Прошло время, и «склонный ко злу разум человеческий» принёс от плодов земли дар Господу. На урожай от земли, пропитанной томлением и суетой, не призрел Творец, за что огорчился Каин. Он скорбел, что был намного меньше и слабее Сотворившего его; в глубине райского сада находил он запретный плод и в поте лица своего ел его до пресыщения. Вытрясал прах с одежды своей, сам также рождённый из праха.
Он был первоначальной смесью обольщения и любви, поэтому он захотел быть первым во всём.
Боль настигла мать как раз при чтении Библии. В полночь разбудил меня крик моего «сводного брата». Последние три часа в утробе и процесс появления на свет растянулись сверх меры. Преходящее время и страдание, извивающиеся между пальцами доктора, старательно исполняли этюд для клавесина…

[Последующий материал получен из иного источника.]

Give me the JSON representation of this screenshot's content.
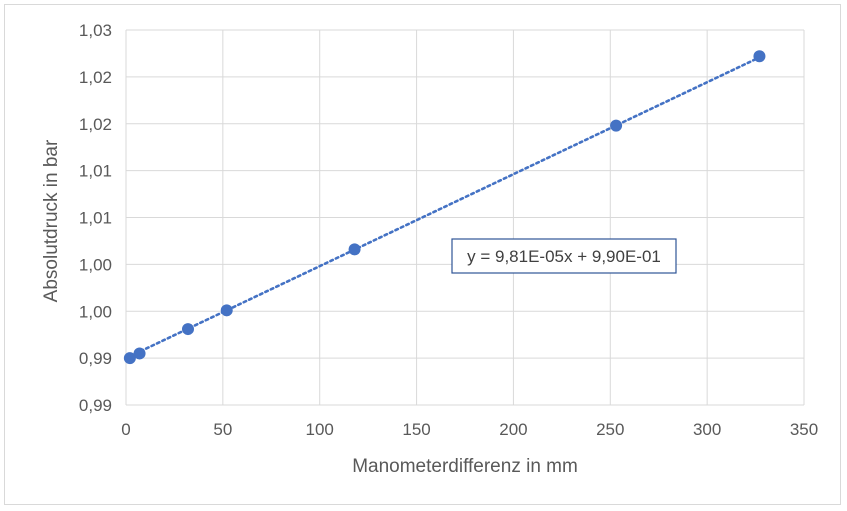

«Чинное одеяние сшили из синей, пурпурной и выкрашенной в кошепиль шерстяной ткани», перекинутой через руки моего отца, который бегом нёс страдающую от боли женщину в больницу.
— Так «испытал их Бог, и чтобы они видели, что они сами по себе животные»,— кричала роженица, в чьей изнурённой утробе трясли друг друга её дети.
Врач с удовлетворением всматривался в иссушенные глаза женщины и для ускорения процесса предлагал пациенту родовспомогательные лекарства.
Так искусственно — в тринадцать минут девятого — родился мой брат, которого назвали церковным именем [Лазарь].
«Весь красный он и как будто в шерстяные одежды одет. Мясистые части тела его сплочены между собою твёрдо, не дрогнут. Сердце его твёрдо, как камень, и жёстко, как нижний жёрнов. Железо он считает за солому, медь — за гнилое дерево».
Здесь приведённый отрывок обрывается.